Menurut dr. Ari Waluyo, Sp.OG, Co-Founder & Chief Executive Officer Sehati Group, “Hingga saat ini solusi Sehati TeleCTG telah digunakan oleh 20.000 ibu hamil dan lebih dari 10.500 bidan di 11 provinsi dan 27 Kabupaten Indonesia. Solusi Sehati TeleCTG beroperasi di daerah terpencil maupun perkotaan. Salah satu Kabupaten yang telah menggunakan solusi ini adalah Indramayu dan Kupang, hasil kerja sama antara Sehati Group dengan Kementerian Desa PDTT dan Dinas Kesehatan setempat. Penggunaan solusi Sehati TeleCTG di Kabupaten Indramayu dan Kupang, telah berhasil menurunkan jumlah ibu dan bayi yang meninggal, mendeteksi faktor resiko, meningkatkan angka rujukan dini dan identifikasi faktor resiko yang berpotensi menyebabkan stunting intra-uterine.”
Membahas tentang stunting, waktu yang terbaik untuk mencegahnya adalah pada saat kehamilan dan di 2 tahun pertama kehidupan. Yang terbaik memang sejak dicegah sejak dalam kandungan. Sehingga bayi bisa dilahirkan tanpa ada berbagai masalah pada tumbuh kembangnya.
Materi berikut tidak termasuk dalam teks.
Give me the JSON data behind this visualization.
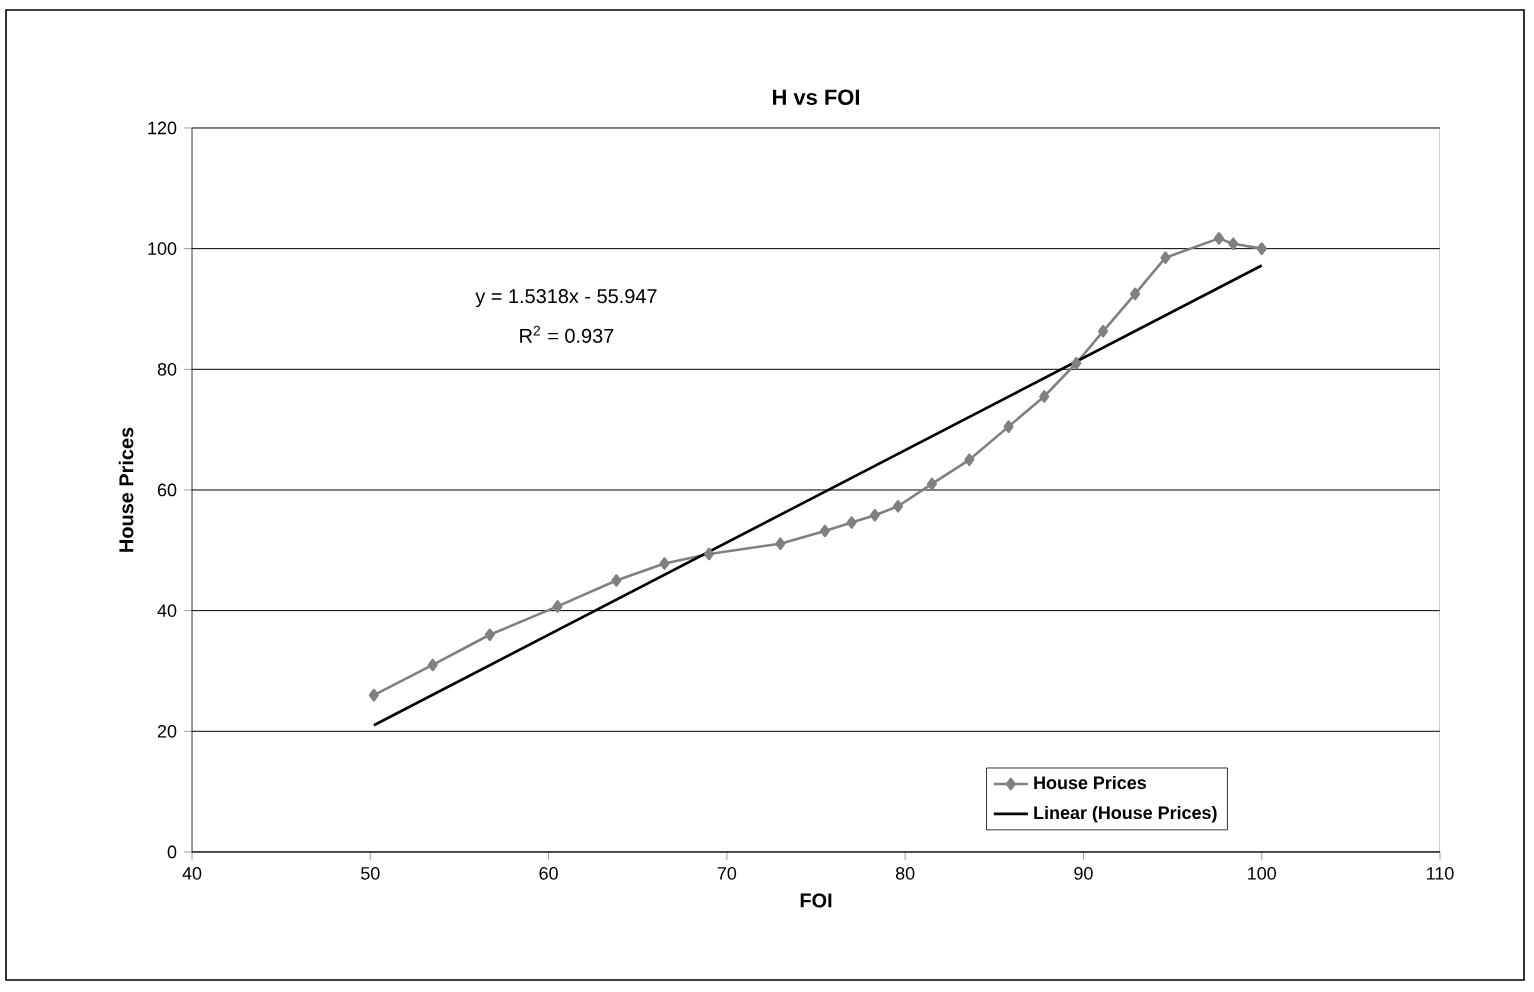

Turut hadir di acara tersebut dr. H. Deden Bonni Koswara, MM., Kepala Dinas Kesehatan Kabupaten Indramayu. Ya, bahkan di pulau Jawa saja masih ada beberapa daerah yang AKI dan AKBnya tinggi. Salah satunya di Indramayu.
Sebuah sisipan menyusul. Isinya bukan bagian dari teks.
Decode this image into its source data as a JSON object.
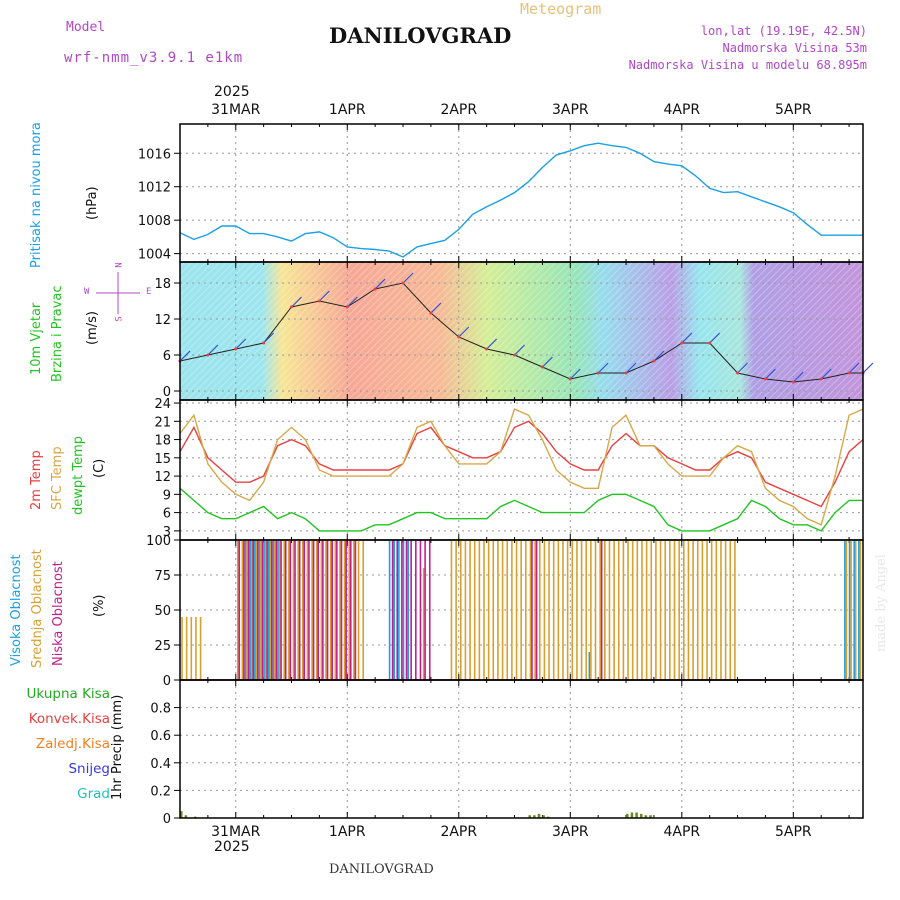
{
  "header": {
    "model_label": "Model",
    "model_name": "wrf-nmm_v3.9.1 e1km",
    "title": "DANILOVGRAD",
    "meteogram_label": "Meteogram",
    "lonlat": "lon,lat (19.19E, 42.5N)",
    "elevation": "Nadmorska Visina 53m",
    "model_elevation": "Nadmorska Visina u modelu 68.895m",
    "year_label": "2025"
  },
  "footer": {
    "station": "DANILOVGRAD",
    "year_label": "2025"
  },
  "signature": "made by Angel",
  "colors": {
    "pressure": "#1aa0e6",
    "temp2m": "#e84040",
    "sfc_temp": "#d8a848",
    "dewpoint": "#22c422",
    "high_cloud": "#1aa0e6",
    "mid_cloud": "#d8a030",
    "low_cloud": "#c0208a",
    "total_precip": "#22aa22",
    "conv_precip": "#e84040",
    "frz_precip": "#f08020",
    "snow": "#3838e0",
    "graupel": "#20c0c0"
  },
  "panels": {
    "pressure": {
      "label": "Pritisak na nivou mora",
      "unit": "(hPa)"
    },
    "wind": {
      "label1": "10m Vjetar",
      "label2": "Brzina i Pravac",
      "unit": "(m/s)",
      "compass": {
        "n": "N",
        "s": "S",
        "e": "E",
        "w": "W"
      }
    },
    "temperature": {
      "label1": "2m Temp",
      "label2": "SFC Temp",
      "label3": "dewpt Temp",
      "unit": "(C)"
    },
    "clouds": {
      "label1": "Visoka Oblacnost",
      "label2": "Srednja Oblacnost",
      "label3": "Niska Oblacnost",
      "unit": "(%)"
    },
    "precip": {
      "legend": [
        "Ukupna Kisa",
        "Konvek.Kisa",
        "Zaledj.Kisa",
        "Snijeg",
        "Grad"
      ],
      "unit": "1hr Precip (mm)"
    }
  },
  "chart_data": [
    {
      "type": "line",
      "name": "pressure",
      "x_unit": "hours from 2025-03-30 12:00 UTC",
      "xticks": [
        "31MAR",
        "1APR",
        "2APR",
        "3APR",
        "4APR",
        "5APR"
      ],
      "ylim": [
        1003,
        1019.5
      ],
      "yticks": [
        1004,
        1008,
        1012,
        1016
      ],
      "series": [
        {
          "x": [
            0,
            3,
            6,
            9,
            12,
            15,
            18,
            21,
            24,
            27,
            30,
            33,
            36,
            39,
            42,
            45,
            48,
            51,
            54,
            57,
            60,
            63,
            66,
            69,
            72,
            75,
            78,
            81,
            84,
            87,
            90,
            93,
            96,
            99,
            102,
            105,
            108,
            111,
            114,
            117,
            120,
            123,
            126,
            129,
            132,
            135,
            138,
            141,
            144,
            147
          ],
          "y": [
            1006.5,
            1005.7,
            1006.3,
            1007.3,
            1007.3,
            1006.4,
            1006.4,
            1006.0,
            1005.5,
            1006.4,
            1006.6,
            1005.9,
            1004.8,
            1004.6,
            1004.5,
            1004.3,
            1003.6,
            1004.8,
            1005.2,
            1005.6,
            1006.9,
            1008.7,
            1009.6,
            1010.4,
            1011.3,
            1012.6,
            1014.3,
            1015.8,
            1016.3,
            1016.9,
            1017.2,
            1016.9,
            1016.7,
            1016.0,
            1015.0,
            1014.7,
            1014.5,
            1013.3,
            1011.8,
            1011.3,
            1011.4,
            1010.8,
            1010.2,
            1009.6,
            1008.9,
            1007.5,
            1006.2,
            1006.2,
            1006.2,
            1006.2
          ]
        }
      ]
    },
    {
      "type": "line",
      "name": "wind speed (with barbs)",
      "ylim": [
        -1.5,
        21.5
      ],
      "yticks": [
        0,
        6,
        12,
        18
      ],
      "series": [
        {
          "x": [
            0,
            6,
            12,
            18,
            24,
            30,
            36,
            42,
            48,
            54,
            60,
            66,
            72,
            78,
            84,
            90,
            96,
            102,
            108,
            114,
            120,
            126,
            132,
            138,
            144,
            147
          ],
          "y": [
            5,
            6,
            7,
            8,
            14,
            15,
            14,
            17,
            18,
            13,
            9,
            7,
            6,
            4,
            2,
            3,
            3,
            5,
            8,
            8,
            3,
            2,
            1.5,
            2,
            3,
            3
          ]
        }
      ]
    },
    {
      "type": "line",
      "name": "temperature",
      "ylim": [
        1.5,
        24.5
      ],
      "yticks": [
        3,
        6,
        9,
        12,
        15,
        18,
        21,
        24
      ],
      "series": [
        {
          "x": [
            0,
            3,
            6,
            9,
            12,
            15,
            18,
            21,
            24,
            27,
            30,
            33,
            36,
            39,
            42,
            45,
            48,
            51,
            54,
            57,
            60,
            63,
            66,
            69,
            72,
            75,
            78,
            81,
            84,
            87,
            90,
            93,
            96,
            99,
            102,
            105,
            108,
            111,
            114,
            117,
            120,
            123,
            126,
            129,
            132,
            135,
            138,
            141,
            144,
            147
          ],
          "y": [
            16,
            20,
            15,
            13,
            11,
            11,
            12,
            17,
            18,
            17,
            14,
            13,
            13,
            13,
            13,
            13,
            14,
            19,
            20,
            17,
            16,
            15,
            15,
            16,
            20,
            21,
            19,
            16,
            14,
            13,
            13,
            17,
            19,
            17,
            17,
            15,
            14,
            13,
            13,
            15,
            16,
            15,
            11,
            10,
            9,
            8,
            7,
            11,
            16,
            18
          ]
        },
        {
          "x": [
            0,
            3,
            6,
            9,
            12,
            15,
            18,
            21,
            24,
            27,
            30,
            33,
            36,
            39,
            42,
            45,
            48,
            51,
            54,
            57,
            60,
            63,
            66,
            69,
            72,
            75,
            78,
            81,
            84,
            87,
            90,
            93,
            96,
            99,
            102,
            105,
            108,
            111,
            114,
            117,
            120,
            123,
            126,
            129,
            132,
            135,
            138,
            141,
            144,
            147
          ],
          "y": [
            19,
            22,
            14,
            11,
            9,
            8,
            11,
            18,
            20,
            18,
            13,
            12,
            12,
            12,
            12,
            12,
            14,
            20,
            21,
            17,
            14,
            14,
            14,
            16,
            23,
            22,
            18,
            13,
            11,
            10,
            10,
            20,
            22,
            17,
            17,
            14,
            12,
            12,
            12,
            15,
            17,
            16,
            10,
            8,
            7,
            5,
            4,
            12,
            22,
            23
          ]
        },
        {
          "x": [
            0,
            3,
            6,
            9,
            12,
            15,
            18,
            21,
            24,
            27,
            30,
            33,
            36,
            39,
            42,
            45,
            48,
            51,
            54,
            57,
            60,
            63,
            66,
            69,
            72,
            75,
            78,
            81,
            84,
            87,
            90,
            93,
            96,
            99,
            102,
            105,
            108,
            111,
            114,
            117,
            120,
            123,
            126,
            129,
            132,
            135,
            138,
            141,
            144,
            147
          ],
          "y": [
            10,
            8,
            6,
            5,
            5,
            6,
            7,
            5,
            6,
            5,
            3,
            3,
            3,
            3,
            4,
            4,
            5,
            6,
            6,
            5,
            5,
            5,
            5,
            7,
            8,
            7,
            6,
            6,
            6,
            6,
            8,
            9,
            9,
            8,
            7,
            4,
            3,
            3,
            3,
            4,
            5,
            8,
            7,
            5,
            4,
            4,
            3,
            6,
            8,
            8
          ]
        }
      ]
    },
    {
      "type": "bar",
      "name": "cloud cover",
      "ylim": [
        0,
        100
      ],
      "yticks": [
        0,
        25,
        50,
        75,
        100
      ],
      "series": [
        {
          "values_note": "high cloud percent per hour",
          "segments": [
            {
              "from": 14,
              "to": 22,
              "value": 100
            },
            {
              "from": 45,
              "to": 50,
              "value": 100
            },
            {
              "from": 88,
              "to": 89,
              "value": 20
            },
            {
              "from": 143,
              "to": 147,
              "value": 100
            }
          ]
        },
        {
          "values_note": "mid cloud percent per hour",
          "segments": [
            {
              "from": 0,
              "to": 5,
              "value": 45
            },
            {
              "from": 12,
              "to": 40,
              "value": 100
            },
            {
              "from": 52,
              "to": 53,
              "value": 80
            },
            {
              "from": 58,
              "to": 120,
              "value": 100
            },
            {
              "from": 143,
              "to": 147,
              "value": 100
            }
          ]
        },
        {
          "values_note": "low cloud percent per hour",
          "segments": [
            {
              "from": 12,
              "to": 38,
              "value": 100
            },
            {
              "from": 45,
              "to": 54,
              "value": 100
            },
            {
              "from": 75,
              "to": 77,
              "value": 100
            },
            {
              "from": 90,
              "to": 91,
              "value": 100
            }
          ]
        }
      ]
    },
    {
      "type": "bar",
      "name": "precipitation",
      "ylim": [
        0,
        1
      ],
      "yticks": [
        0,
        0.2,
        0.4,
        0.6,
        0.8
      ],
      "series": [
        {
          "x": [
            0,
            1,
            3,
            75,
            76,
            77,
            78,
            79,
            96,
            97,
            98,
            99,
            100,
            101
          ],
          "y": [
            0.05,
            0.02,
            0.01,
            0.02,
            0.02,
            0.03,
            0.02,
            0.01,
            0.03,
            0.04,
            0.04,
            0.03,
            0.02,
            0.02
          ]
        }
      ]
    }
  ]
}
Dari alat ini yang berbentuk kotak ini akan terdengar suara detak
jantung janin. Sedangkan grafik kontraksi ibu hamil akan terlihat
langsung di aplikasi
Senada dengan dr. H. Deden, Mariana A. Sailana, S.Tr. Keb., Pengelola KIA Dinas Kesehatan Kabupaten Kupang, juga mengatakan kalau teknologi ini efektif menurunkan AKI dan AKB di sana. Sejak Desember 2018, sudah ada 14 puskesmas yang menggunakannya. Sebanyak 47 bidan sudah memeriksa 1471 ibu hamil dengan alat ini dan mendeteksi 991 ibu hamil yang berisiko. AKI pun berhasil diturunkan dari 8 juta jiwa menjadi 5 juta jiwa.
TeleCTG memang sudah terbukti signifikan menurunkan AKI dan AKB. Beberapa negara sudah tertarik untuk membeli alat ini. Tetapi, alat ini gak bisa dimiliki perorangan, ya. Karena memang untuk tenaga kesehatan yang berada di daerah tertinggal. Untuk daftar di aplikasinya saya, bisa harus memasukkan nomor STR dulu.
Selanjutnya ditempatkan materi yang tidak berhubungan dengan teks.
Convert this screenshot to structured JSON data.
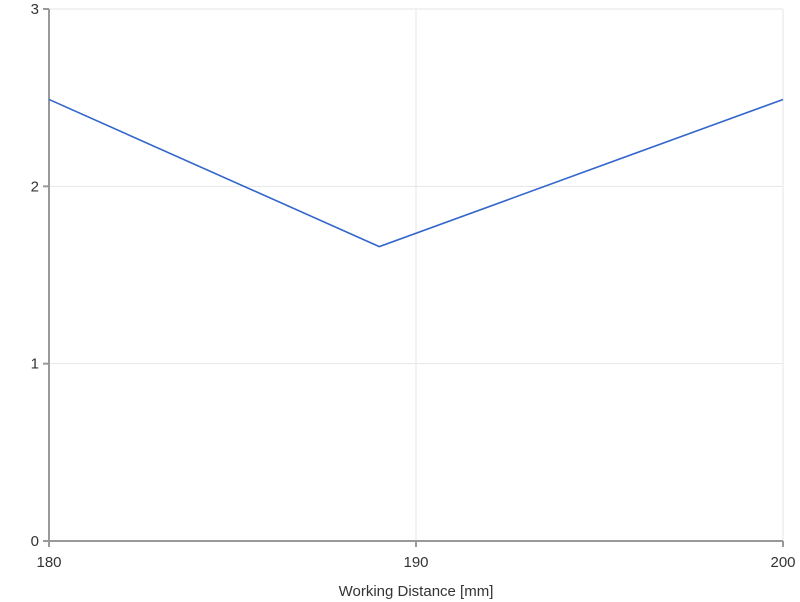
{
  "chart_data": {
    "type": "line",
    "title": "",
    "xlabel": "Working Distance [mm]",
    "ylabel": "",
    "xlim": [
      180,
      200
    ],
    "ylim": [
      0,
      3
    ],
    "x_ticks": [
      180,
      190,
      200
    ],
    "y_ticks": [
      0,
      1,
      2,
      3
    ],
    "grid": true,
    "series": [
      {
        "color": "#3366cc",
        "x": [
          180,
          189,
          200
        ],
        "y": [
          2.49,
          1.66,
          2.49
        ]
      }
    ]
  }
}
Bukanu pula tantangannya sudah tidak ada. Alat ini menggunakan battere sebagai solusi di daerah yang belum ada pasokan listrik. Kendala lainnya adalah sinyal internet. Mariana mengatakan, ada daerah di Kupang yang belum memiliki sinyal internet dari Indonesia. Sehingga para bidan menggunakan nomor provider dari negara tetangga supaya tetap bisa mengoperasikan TeleCTG.
Diharapkan Kementrian PDTT dan Kementrian lain yang terkait bisa mengatasi permasalahan yang ada. Sehingga AKI dan AKB di daerah tertinggal bisa semakin diturunkan. Demi terwujudnya rencana pemerintah, Memiliki SDM yang unggul, sehat, dan berkualitas. Demi Indonesia maju.